The report found that firms were “telling their staff that client satisfaction and recovery rates are important, but will have no bearing on the staff’s remuneration”.
For partners, seniority and firm-wide performance were significant measures used for pay, neither of which went to their individual performance.
The study, by accountants Armstrong Watson, was based on the experiences of 41 law firms, almost two-thirds (64%) of which had 10 or fewer partners.
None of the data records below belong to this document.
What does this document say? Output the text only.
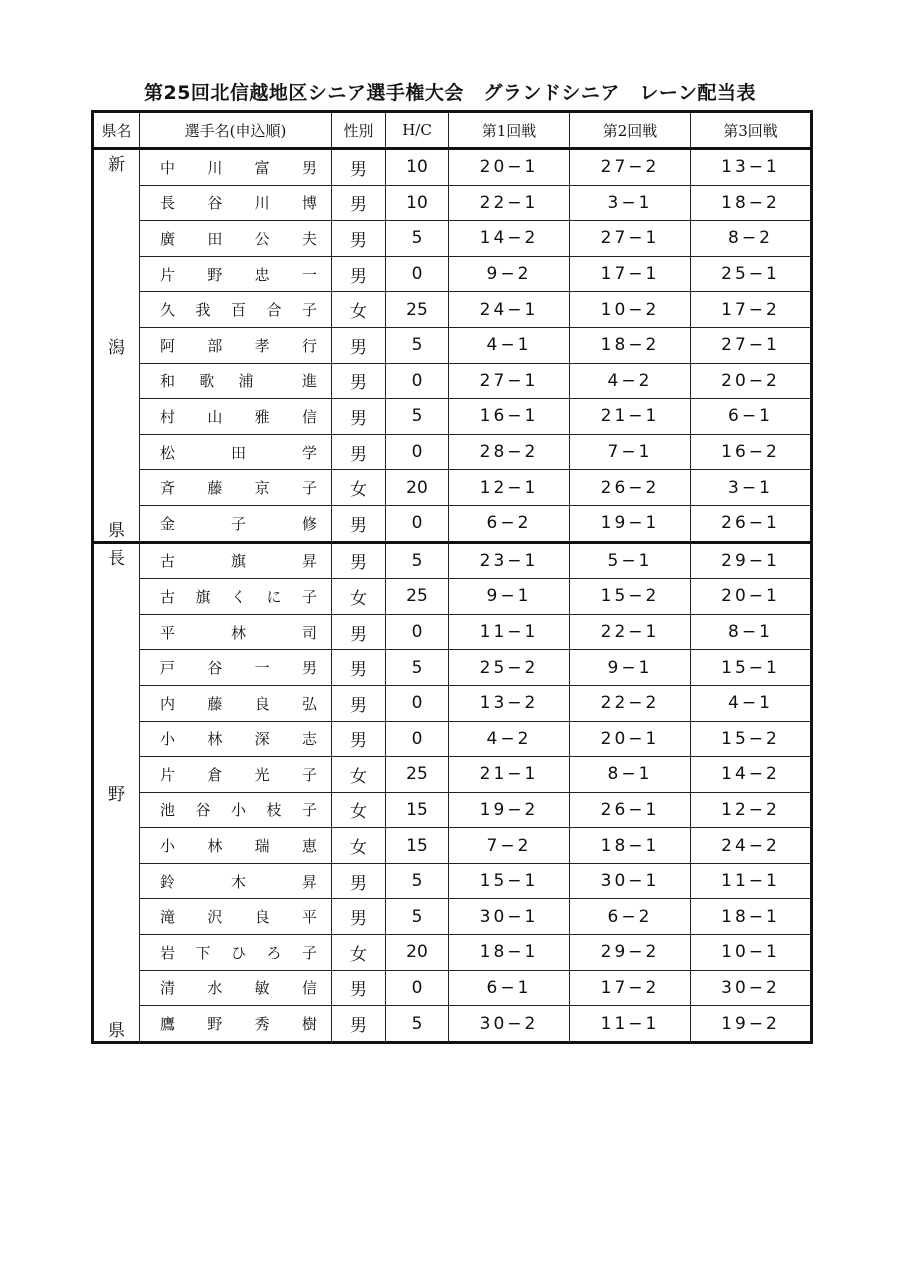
第25回北信越地区シニア選手権大会　グランドシニア　レーン配当表
県名	選手名(申込順)	性別	H/C	第1回戦	第2回戦	第3回戦

新
潟
県	中 川 富 男	男	10	20−1	27−2	13−1

	長 谷 川 博	男	10	22−1	3−1	18−2

	廣 田 公 夫	男	5	14−2	27−1	8−2

	片 野 忠 一	男	0	9−2	17−1	25−1

	久 我 百 合 子	女	25	24−1	10−2	17−2

	阿 部 孝 行	男	5	4−1	18−2	27−1

	和 歌 浦 進	男	0	27−1	4−2	20−2

	村 山 雅 信	男	5	16−1	21−1	6−1

	松 田 学	男	0	28−2	7−1	16−2

	斉 藤 京 子	女	20	12−1	26−2	3−1

	金 子 修	男	0	6−2	19−1	26−1

長
野
県	古 旗 昇	男	5	23−1	5−1	29−1

	古 旗 く に 子	女	25	9−1	15−2	20−1

	平 林 司	男	0	11−1	22−1	8−1

	戸 谷 一 男	男	5	25−2	9−1	15−1

	内 藤 良 弘	男	0	13−2	22−2	4−1

	小 林 深 志	男	0	4−2	20−1	15−2

	片 倉 光 子	女	25	21−1	8−1	14−2

	池 谷 小 枝 子	女	15	19−2	26−1	12−2

	小 林 瑞 恵	女	15	7−2	18−1	24−2

	鈴 木 昇	男	5	15−1	30−1	11−1

	滝 沢 良 平	男	5	30−1	6−2	18−1

	岩 下 ひ ろ 子	女	20	18−1	29−2	10−1

	清 水 敏 信	男	0	6−1	17−2	30−2

	鷹 野 秀 樹	男	5	30−2	11−1	19−2
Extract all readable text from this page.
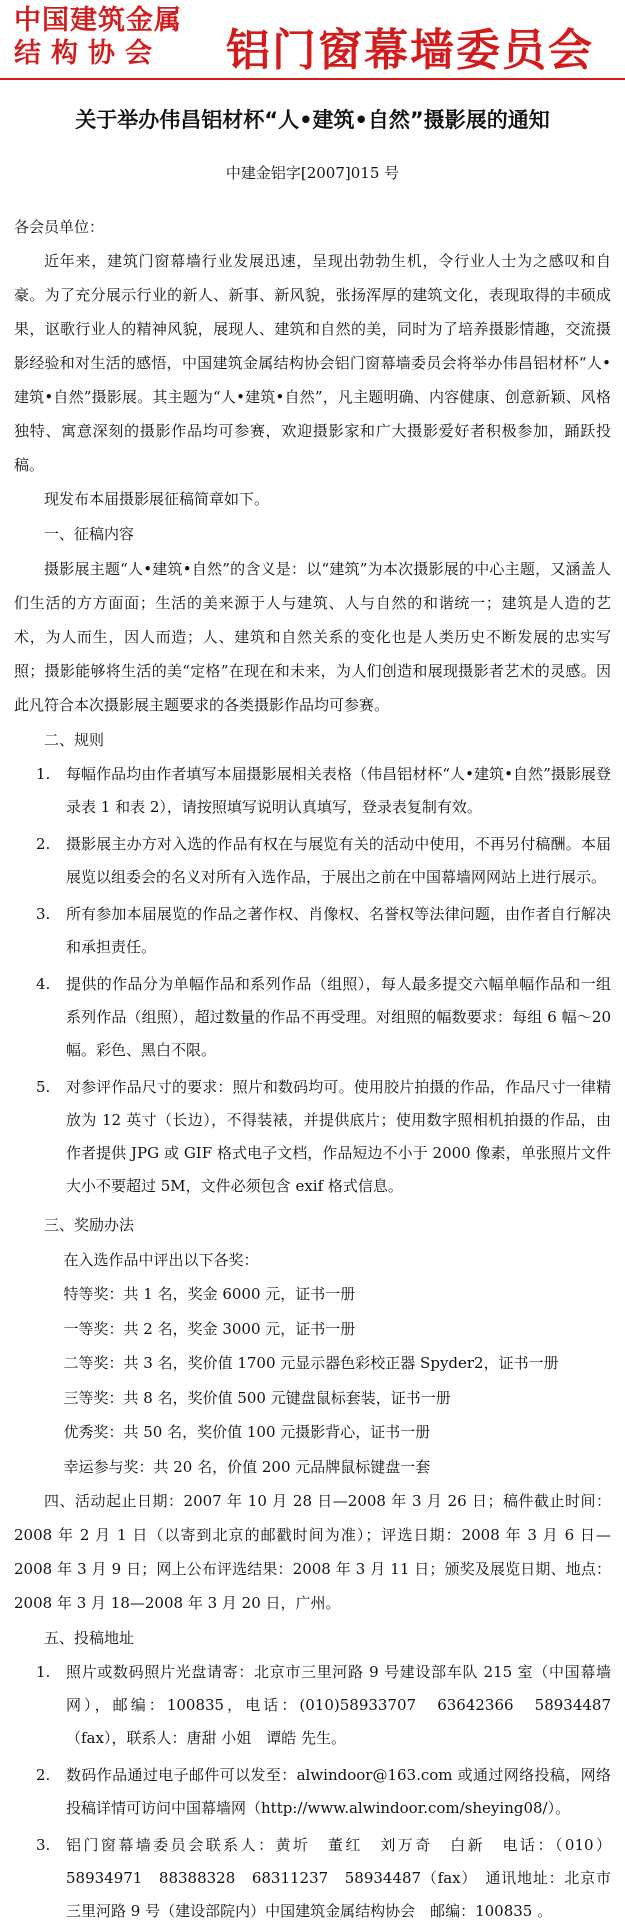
中国建筑金属
结构协会	铝门窗幕墙委员会
关于举办伟昌铝材杯“人•建筑•自然”摄影展的通知
中建金铝字[2007]015 号

各会员单位：

近年来，建筑门窗幕墙行业发展迅速，呈现出勃勃生机，令行业人士为之感叹和自豪。为了充分展示行业的新人、新事、新风貌，张扬浑厚的建筑文化，表现取得的丰硕成果，讴歌行业人的精神风貌，展现人、建筑和自然的美，同时为了培养摄影情趣，交流摄影经验和对生活的感悟，中国建筑金属结构协会铝门窗幕墙委员会将举办伟昌铝材杯“人•建筑•自然”摄影展。其主题为“人•建筑•自然”，凡主题明确、内容健康、创意新颖、风格独特、寓意深刻的摄影作品均可参赛，欢迎摄影家和广大摄影爱好者积极参加，踊跃投稿。

现发布本届摄影展征稿简章如下。

一、征稿内容

摄影展主题“人•建筑•自然”的含义是：以“建筑”为本次摄影展的中心主题，又涵盖人们生活的方方面面；生活的美来源于人与建筑、人与自然的和谐统一；建筑是人造的艺术，为人而生，因人而造；人、建筑和自然关系的变化也是人类历史不断发展的忠实写照；摄影能够将生活的美“定格”在现在和未来，为人们创造和展现摄影者艺术的灵感。因此凡符合本次摄影展主题要求的各类摄影作品均可参赛。

二、规则

1.	每幅作品均由作者填写本届摄影展相关表格（伟昌铝材杯“人•建筑•自然”摄影展登录表 1 和表 2），请按照填写说明认真填写，登录表复制有效。
2.	摄影展主办方对入选的作品有权在与展览有关的活动中使用，不再另付稿酬。本届展览以组委会的名义对所有入选作品，于展出之前在中国幕墙网网站上进行展示。
3.	所有参加本届展览的作品之著作权、肖像权、名誉权等法律问题，由作者自行解决和承担责任。
4.	提供的作品分为单幅作品和系列作品（组照），每人最多提交六幅单幅作品和一组系列作品（组照），超过数量的作品不再受理。对组照的幅数要求：每组 6 幅～20 幅。彩色、黑白不限。
5.	对参评作品尺寸的要求：照片和数码均可。使用胶片拍摄的作品，作品尺寸一律精放为 12 英寸（长边），不得装裱，并提供底片；使用数字照相机拍摄的作品，由作者提供 JPG 或 GIF 格式电子文档，作品短边不小于 2000 像素，单张照片文件大小不要超过 5M，文件必须包含 exif 格式信息。

三、奖励办法

在入选作品中评出以下各奖：

特等奖：共 1 名，奖金 6000 元，证书一册

一等奖：共 2 名，奖金 3000 元，证书一册

二等奖：共 3 名，奖价值 1700 元显示器色彩校正器 Spyder2，证书一册

三等奖：共 8 名，奖价值 500 元键盘鼠标套装，证书一册

优秀奖：共 50 名，奖价值 100 元摄影背心，证书一册

幸运参与奖：共 20 名，价值 200 元品牌鼠标键盘一套

四、活动起止日期：2007 年 10 月 28 日—2008 年 3 月 26 日；稿件截止时间：2008 年 2 月 1 日（以寄到北京的邮戳时间为准）；评选日期：2008 年 3 月 6 日—2008 年 3 月 9 日；网上公布评选结果：2008 年 3 月 11 日；颁奖及展览日期、地点：2008 年 3 月 18—2008 年 3 月 20 日，广州。

五、投稿地址

1.	照片或数码照片光盘请寄：北京市三里河路 9 号建设部车队 215 室（中国幕墙网），邮编：100835，电话：(010)58933707　63642366　58934487（fax），联系人：唐甜 小姐　谭皓 先生。
2.	数码作品通过电子邮件可以发至：alwindoor@163.com 或通过网络投稿，网络投稿详情可访问中国幕墙网（http://www.alwindoor.com/sheying08/）。
3.	铝门窗幕墙委员会联系人：黄圻　董红　刘万奇　白新　电话：（010）58934971　88388328　68311237　58934487（fax）　通讯地址：北京市三里河路 9 号（建设部院内）中国建筑金属结构协会　邮编：100835 。
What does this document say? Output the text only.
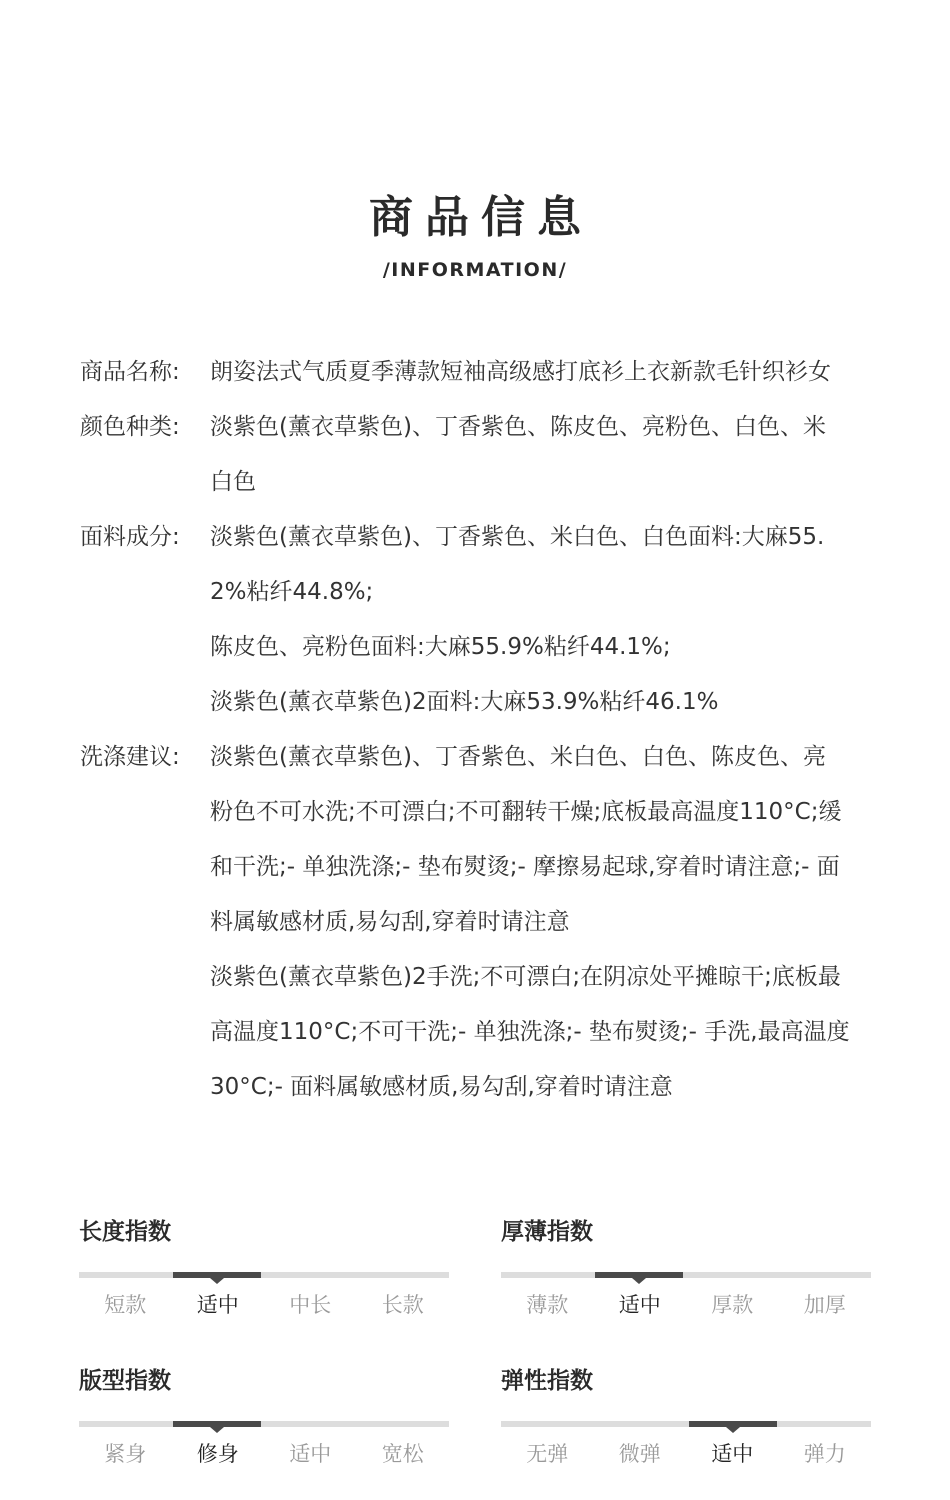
商品信息
/INFORMATION/
商品名称:	朗姿法式气质夏季薄款短袖高级感打底衫上衣新款毛针织衫女
颜色种类:	淡紫色(薰衣草紫色)、丁香紫色、陈皮色、亮粉色、白色、米
白色
面料成分:	淡紫色(薰衣草紫色)、丁香紫色、米白色、白色面料:大麻55.
2%粘纤44.8%;
陈皮色、亮粉色面料:大麻55.9%粘纤44.1%;
淡紫色(薰衣草紫色)2面料:大麻53.9%粘纤46.1%
洗涤建议:	淡紫色(薰衣草紫色)、丁香紫色、米白色、白色、陈皮色、亮
粉色不可水洗;不可漂白;不可翻转干燥;底板最高温度110°C;缓
和干洗;- 单独洗涤;- 垫布熨烫;- 摩擦易起球,穿着时请注意;- 面
料属敏感材质,易勾刮,穿着时请注意
淡紫色(薰衣草紫色)2手洗;不可漂白;在阴凉处平摊晾干;底板最
高温度110°C;不可干洗;- 单独洗涤;- 垫布熨烫;- 手洗,最高温度
30°C;- 面料属敏感材质,易勾刮,穿着时请注意
长度指数
短款	适中	中长	长款
厚薄指数
薄款	适中	厚款	加厚
版型指数
紧身	修身	适中	宽松
弹性指数
无弹	微弹	适中	弹力
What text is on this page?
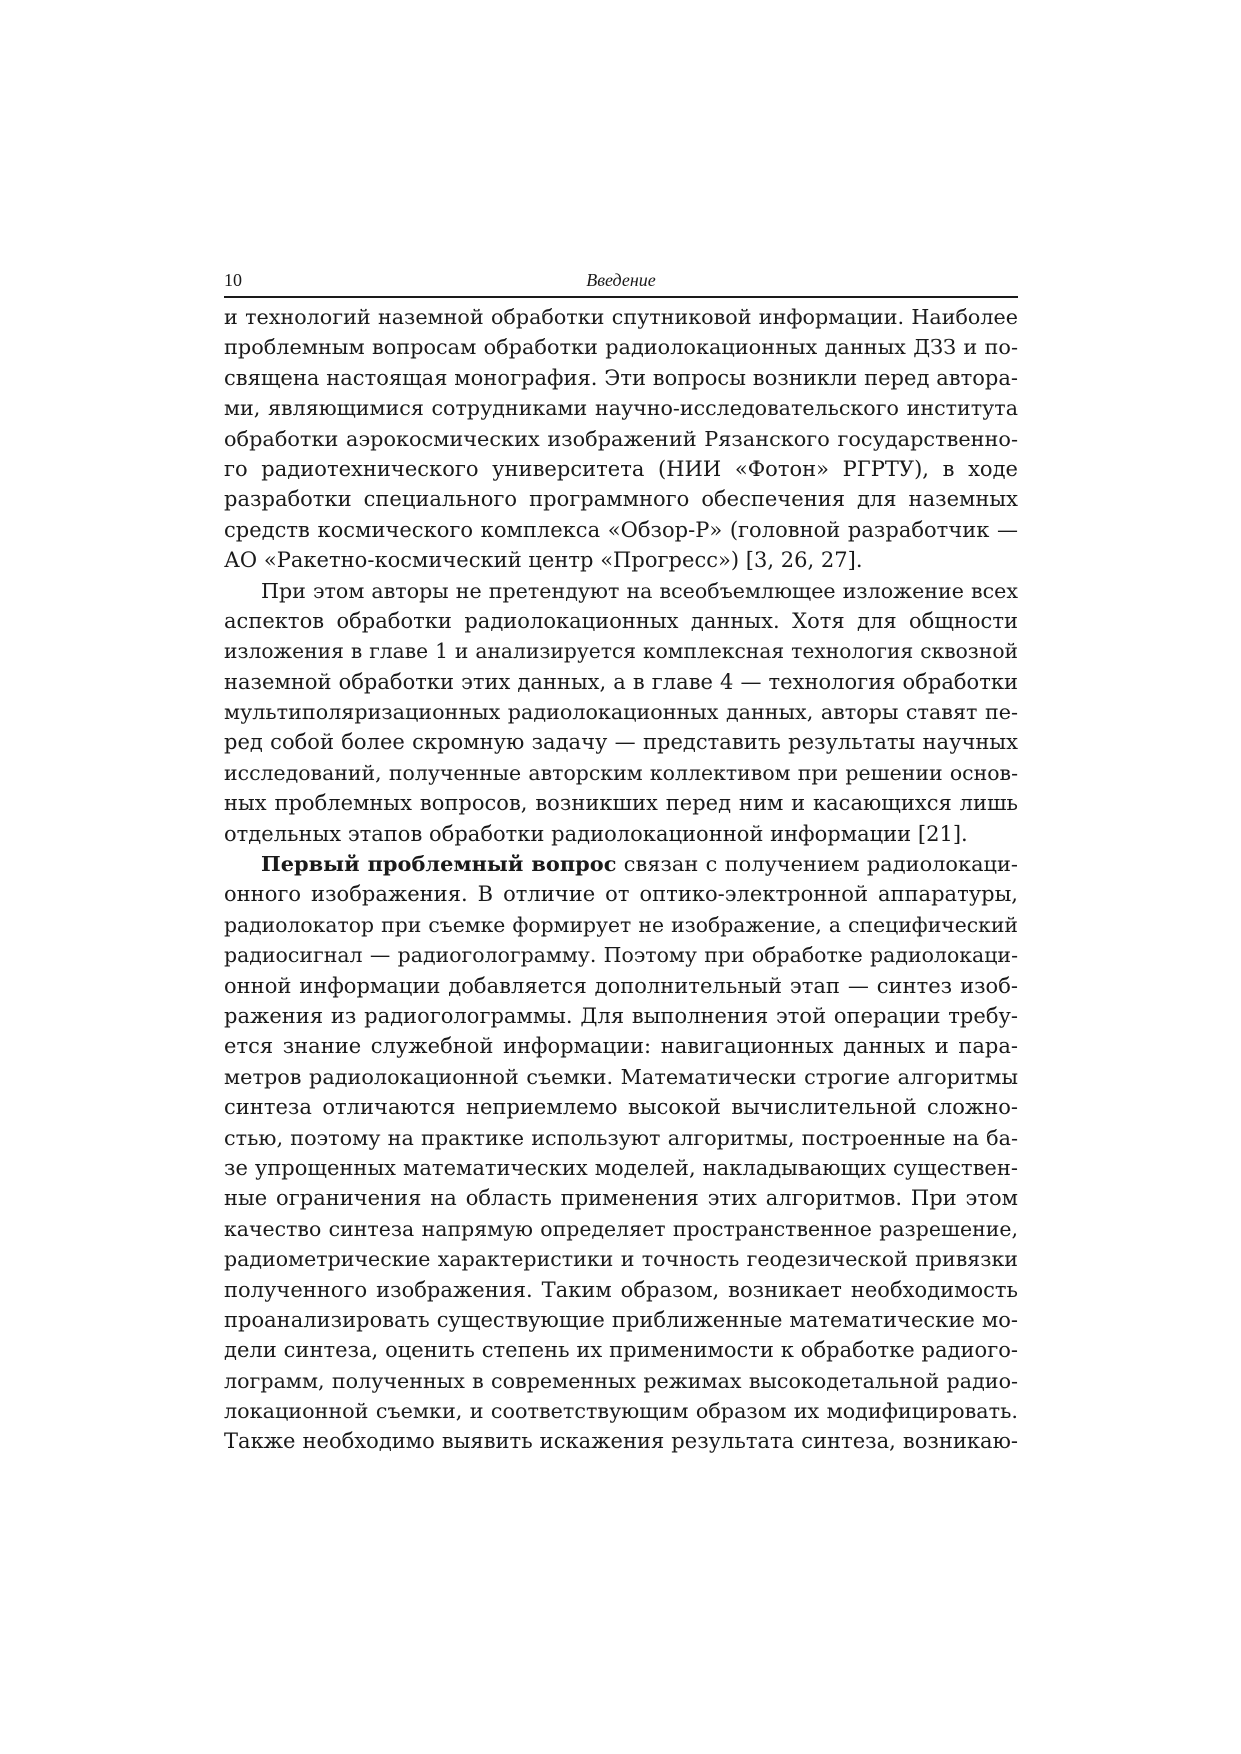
10	Введение
и технологий наземной обработки спутниковой информации. Наиболее
проблемным вопросам обработки радиолокационных данных ДЗЗ и по-
священа настоящая монография. Эти вопросы возникли перед автора-
ми, являющимися сотрудниками научно-исследовательского института
обработки аэрокосмических изображений Рязанского государственно-
го радиотехнического университета (НИИ «Фотон» РГРТУ), в ходе
разработки специального программного обеспечения для наземных
средств космического комплекса «Обзор-Р» (головной разработчик —
АО «Ракетно-космический центр «Прогресс») [3, 26, 27].
При этом авторы не претендуют на всеобъемлющее изложение всех
аспектов обработки радиолокационных данных. Хотя для общности
изложения в главе 1 и анализируется комплексная технология сквозной
наземной обработки этих данных, а в главе 4 — технология обработки
мультиполяризационных радиолокационных данных, авторы ставят пе-
ред собой более скромную задачу — представить результаты научных
исследований, полученные авторским коллективом при решении основ-
ных проблемных вопросов, возникших перед ним и касающихся лишь
отдельных этапов обработки радиолокационной информации [21].
Первый проблемный вопрос связан с получением радиолокаци-
онного изображения. В отличие от оптико-электронной аппаратуры,
радиолокатор при съемке формирует не изображение, а специфический
радиосигнал — радиоголограмму. Поэтому при обработке радиолокаци-
онной информации добавляется дополнительный этап — синтез изоб-
ражения из радиоголограммы. Для выполнения этой операции требу-
ется знание служебной информации: навигационных данных и пара-
метров радиолокационной съемки. Математически строгие алгоритмы
синтеза отличаются неприемлемо высокой вычислительной сложно-
стью, поэтому на практике используют алгоритмы, построенные на ба-
зе упрощенных математических моделей, накладывающих существен-
ные ограничения на область применения этих алгоритмов. При этом
качество синтеза напрямую определяет пространственное разрешение,
радиометрические характеристики и точность геодезической привязки
полученного изображения. Таким образом, возникает необходимость
проанализировать существующие приближенные математические мо-
дели синтеза, оценить степень их применимости к обработке радиого-
лограмм, полученных в современных режимах высокодетальной радио-
локационной съемки, и соответствующим образом их модифицировать.
Также необходимо выявить искажения результата синтеза, возникаю-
Firms carried out a broad range of work, excluding crime and legal aid.
When it came to appraisals and assessing the performance of partners, the top three factors were fees billed, the profitability of the department and the firm-wide profitability.
Researchers said these factors “might continue to be popular, but they are rather blunt instruments, with some respondents noting that they tried to take a more holistic approach to contribution than pure billing”.
Lock-up and recovery rates came in joint fourth place with client satisfaction and fees referred internally.
Researchers described the presence of “more accurate financial measures”, such as lock-up and recovery, as “heartening”, but it said it was “perhaps disappointing that some more intangible (but no less important) measures (such as client satisfaction or quality scores) do not score higher”.
When the factors determining appraisals were compared against those determining partner remuneration, the report found that seniority and firm-wide performance, both of which “are outside the individual’s direct control”, were more important in determining pay.
It said seniority was among the bottom three answers when firms were asked which factors were most important in driving their performance.
“There is clearly a mis-match between how partners are assessed versus how they are rewarded.
“Perhaps more worryingly, there is also a disconnect between the factors that law firm leaders consider most important in driving growth of their firms and the way those same firms remunerate their partners.”
When it came to fee-earners, the report found that although there was less variance, there was a “comparable disconnect” in the factors determining appraisals and those determining pay.
“If fee-earners are encouraged (above all else) to chase fees, then this could be to the detriment of profitability, cash collection, team working and client service.
“Firms seem to be telling their staff than client satisfaction and recovery rates are important, but will have no bearing on the staff’s remuneration.
“Even worse, client satisfaction was cited in the ‘top three’ most important issues for driving firm wide performance, but apparently not in driving individual performance.”
More than half the firms (57%) had regular annual pay rises, the average annual increase being 3%.
A slim majority of firms (52%) thought remuneration was key to attracting new staff, but “opinion was strongly split in this area and other replies cited work life balance or other benefits”, such as pensions.
The report concluded that the results of the survey showed why the most progressive firms were looking to change the way they remunerate all staff, generate new business, their firm structure and management.